Considering the seriousness of biometric data, in India, the collection, storage and handling of biometric data is governed by the information technology law contained under the Information Technology Act, 2000 (IT Act), primarily through the rules framed under it. The Information Technology (Reasonable Security Practices and Procedures and Sensitive Personal Data or Information) Rules, 2011 (Privacy Rules) lays out the specific conditions that regulate personal information and sensitive personal data or information, including biometric data. Some of the key conditions applicable are as under:
1. Collection: To collect biometric data from a person, a body corporate (Entity) is required to obtain the data subject’s written consent regarding collection and usage of such data. This consent would mean giving an option to not provide biometric data sought. Given its sensitive nature, biometric data can be collected only for a lawful purpose which is connected with and essential to the Entity’s function.
2. Retention: Once the purpose is fulfilled, the Entity can no longer retain the biometric data collected by it.
3. Disclosure: To be able to disclose any biometric data with a third party, the Entity must obtain the data subject’s permission. This permission may be obtained under the contract between the Entity and data subject. Disclosure may also be made for compliance with law or is being made to government agencies mandated to obtain information, which may be for identity verification, or for prevention, investigation, prosecution and punishment of offences.
4. Transfer: Biometric data can be transferred to any other person, in India or outside, only with concerned data subject’s consent to the transfer, or if transfer is necessary for performance of a lawful contract between the Entity and data subject. An important condition attached to such transfer is that the recipient needs to ensure the same level of data protection as the transferring Entity.

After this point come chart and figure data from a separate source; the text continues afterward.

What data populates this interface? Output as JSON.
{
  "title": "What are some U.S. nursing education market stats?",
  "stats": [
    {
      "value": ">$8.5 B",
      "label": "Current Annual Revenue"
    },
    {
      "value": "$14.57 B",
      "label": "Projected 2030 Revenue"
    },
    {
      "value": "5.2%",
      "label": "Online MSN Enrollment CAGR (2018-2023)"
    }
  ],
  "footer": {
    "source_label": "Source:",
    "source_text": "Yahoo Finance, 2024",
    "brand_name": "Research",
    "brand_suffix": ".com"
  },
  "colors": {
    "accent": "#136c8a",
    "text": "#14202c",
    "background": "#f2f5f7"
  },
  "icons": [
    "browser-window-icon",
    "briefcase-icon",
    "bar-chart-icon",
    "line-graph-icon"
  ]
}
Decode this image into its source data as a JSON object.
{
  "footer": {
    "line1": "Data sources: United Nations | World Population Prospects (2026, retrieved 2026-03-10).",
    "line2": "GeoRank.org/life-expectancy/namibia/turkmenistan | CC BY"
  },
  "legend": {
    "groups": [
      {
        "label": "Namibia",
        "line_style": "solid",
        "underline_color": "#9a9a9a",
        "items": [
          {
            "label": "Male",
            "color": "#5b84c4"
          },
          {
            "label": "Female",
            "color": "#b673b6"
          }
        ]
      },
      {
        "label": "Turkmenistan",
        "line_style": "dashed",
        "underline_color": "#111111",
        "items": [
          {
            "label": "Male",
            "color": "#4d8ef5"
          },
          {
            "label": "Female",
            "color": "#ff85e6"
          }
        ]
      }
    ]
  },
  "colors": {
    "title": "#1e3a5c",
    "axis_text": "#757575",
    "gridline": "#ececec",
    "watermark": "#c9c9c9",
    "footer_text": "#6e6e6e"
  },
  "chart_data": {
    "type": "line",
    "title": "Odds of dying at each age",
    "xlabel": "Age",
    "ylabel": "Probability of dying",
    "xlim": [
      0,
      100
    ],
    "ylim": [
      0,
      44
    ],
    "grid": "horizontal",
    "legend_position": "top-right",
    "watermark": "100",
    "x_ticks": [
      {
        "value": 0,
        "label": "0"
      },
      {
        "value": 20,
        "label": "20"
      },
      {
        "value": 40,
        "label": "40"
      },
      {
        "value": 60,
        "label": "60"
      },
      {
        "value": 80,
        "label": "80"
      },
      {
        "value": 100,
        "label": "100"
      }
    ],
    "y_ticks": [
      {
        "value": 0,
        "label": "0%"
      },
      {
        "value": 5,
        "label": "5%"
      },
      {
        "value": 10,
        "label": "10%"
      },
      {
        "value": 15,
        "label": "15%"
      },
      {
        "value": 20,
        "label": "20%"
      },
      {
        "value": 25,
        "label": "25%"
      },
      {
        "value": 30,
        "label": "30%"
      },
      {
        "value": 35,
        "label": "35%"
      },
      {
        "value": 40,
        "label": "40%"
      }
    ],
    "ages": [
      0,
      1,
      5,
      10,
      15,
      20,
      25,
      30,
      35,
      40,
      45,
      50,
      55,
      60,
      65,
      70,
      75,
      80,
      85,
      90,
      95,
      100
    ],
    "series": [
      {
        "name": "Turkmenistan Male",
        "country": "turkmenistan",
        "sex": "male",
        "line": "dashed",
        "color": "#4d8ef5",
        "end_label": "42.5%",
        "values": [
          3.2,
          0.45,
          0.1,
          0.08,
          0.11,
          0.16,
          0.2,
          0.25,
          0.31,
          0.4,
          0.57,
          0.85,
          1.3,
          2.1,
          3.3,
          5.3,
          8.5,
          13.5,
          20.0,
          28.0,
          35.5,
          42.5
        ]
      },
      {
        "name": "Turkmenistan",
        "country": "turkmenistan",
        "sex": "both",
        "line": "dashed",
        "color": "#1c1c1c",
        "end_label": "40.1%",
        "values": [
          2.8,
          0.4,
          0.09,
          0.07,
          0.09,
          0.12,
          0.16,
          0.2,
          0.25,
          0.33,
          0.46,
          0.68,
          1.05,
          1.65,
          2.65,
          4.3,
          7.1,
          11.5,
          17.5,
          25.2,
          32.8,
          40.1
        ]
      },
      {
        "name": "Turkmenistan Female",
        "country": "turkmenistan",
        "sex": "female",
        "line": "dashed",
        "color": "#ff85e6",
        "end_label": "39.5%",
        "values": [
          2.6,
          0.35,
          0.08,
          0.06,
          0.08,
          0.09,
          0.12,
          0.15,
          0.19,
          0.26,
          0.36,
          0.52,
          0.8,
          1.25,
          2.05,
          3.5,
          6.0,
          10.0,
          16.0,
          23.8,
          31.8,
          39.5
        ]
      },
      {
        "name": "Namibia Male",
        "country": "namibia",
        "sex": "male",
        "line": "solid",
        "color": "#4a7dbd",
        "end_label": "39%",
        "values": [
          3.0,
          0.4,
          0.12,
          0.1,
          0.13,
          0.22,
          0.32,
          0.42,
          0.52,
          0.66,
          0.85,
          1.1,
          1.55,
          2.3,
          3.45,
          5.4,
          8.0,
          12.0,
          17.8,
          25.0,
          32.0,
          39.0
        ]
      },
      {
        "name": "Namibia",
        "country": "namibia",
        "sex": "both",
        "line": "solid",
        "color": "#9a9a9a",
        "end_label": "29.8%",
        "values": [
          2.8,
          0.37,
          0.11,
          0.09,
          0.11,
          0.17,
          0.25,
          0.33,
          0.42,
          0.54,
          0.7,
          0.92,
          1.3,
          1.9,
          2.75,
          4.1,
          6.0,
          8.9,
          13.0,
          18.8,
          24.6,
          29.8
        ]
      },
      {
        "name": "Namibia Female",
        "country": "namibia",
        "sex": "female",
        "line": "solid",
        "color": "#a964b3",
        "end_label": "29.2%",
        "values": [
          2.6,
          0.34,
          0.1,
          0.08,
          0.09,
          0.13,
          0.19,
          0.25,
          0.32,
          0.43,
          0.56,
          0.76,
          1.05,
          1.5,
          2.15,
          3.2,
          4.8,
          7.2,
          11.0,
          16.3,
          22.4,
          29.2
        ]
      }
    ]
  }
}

Additionally, an Entity handling biometric data needs to implement and maintain ‘reasonable security practices and procedures’. If an Entity’s failure to implement ‘reasonable security practices and procedures’ results in wrongful loss to the data subject or wrongful gain to the Entity or any person, such Entity is liable to pay damages as compensation to the affected.
Ease of Cloning & Spoofing
Fingerprints are very easy to clone. Just a single search on google will show you how people have used impressions on paper, gum, gummy candy and what not to easily spoof fingerprints. When the primary purpose of fingerprints is for attendance, it has been observed that people game the system by using 2 of their fingers to register for themselves and use their other fingers for registering for others. This way they are able to fill attendance for their colleagues without any issues.
Blue collared staff sometimes have lines on their fingers damaged leading to a poor capture and match. The problem is more pronounced with continuous usage in outdoor conditions. When a user enrolls in a biometric system, his or her information is likely recorded in a well-lit, stable, predictable environment. But in the recurring use of the sensor, the conditions will not be ideal, and will probably have degraded. Scanners get soiled as they pick up dust and grease from fingers. This opens up some issues, ranging from the simple inability to access a system to the misidentification of an individual. In practice, these problems can have significant implications
Fingerprints should be kept in the scanner device. Even on the device they should be encrypted and stored in device memory. They should not be transmitted even in encrypted for over network or stored. Even Google doesn’t store any fingerprints on cloud or otherwise and saves it locally on the mobile in its physical memory which cannot be accessed by normal CPU processes.